Finally in this AoIR 2015 session, we move on to Greg Elmer, one of the editors of Compromised Data: From Social Media to Big Data. His contribution is focussed on the practice of collecting data from social media sites, some of which is done using some very simple Web scraping tools (as Edward Snowden did at the NSA, apparently).
Scraping is now a common practice in a number of contexts; some sites scrape from mainstream news sites in order to gain better search rankings, for example. Google briefly introduced a tool to identify where site content had been scraped and reused – but this was discontinued when it revealed that Google itself regularly scrapes substantial amounts of content from other sites.
Can scraping be used as an analytical practice, however? One problem with this is that scraped data are always already compromised because of their personalised nature. First, screen scraping as the earliest form of scraping is inherently based on mirroring and capturing the viewing experience of a real user, and thus depends on how that first person is emulated.
Second, crawler-based scraping through tools such as IssueCrawler navigate the Web by following and mapping out hyperlinks, but this again has problems because not all links are accessible, some are closed to crawlers through robots.txt files, and the accessibility of all of them is determined by the the server location of the crawler itself.

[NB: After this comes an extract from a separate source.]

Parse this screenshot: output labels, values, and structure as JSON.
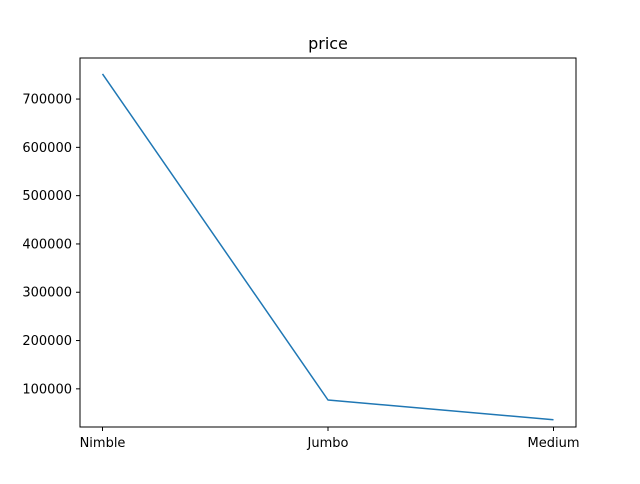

Third, API-based scraping provides comparative ease of access to large-scale data sources, but even such tools are still affected by the ways that APIs often shape access depending on the positioning of the scraper app's user in the social network.
Is this the cost of doing digital methods? Are all digital data inherently compromised in this way? How can we envision data mining from outside the first-person perspective – in other words, what would zero-person scraping look like? This could proceed by moving away from platform, or at least from first-person platform, studies; to enumerate a politics of data points; and to move from mapping to sensing.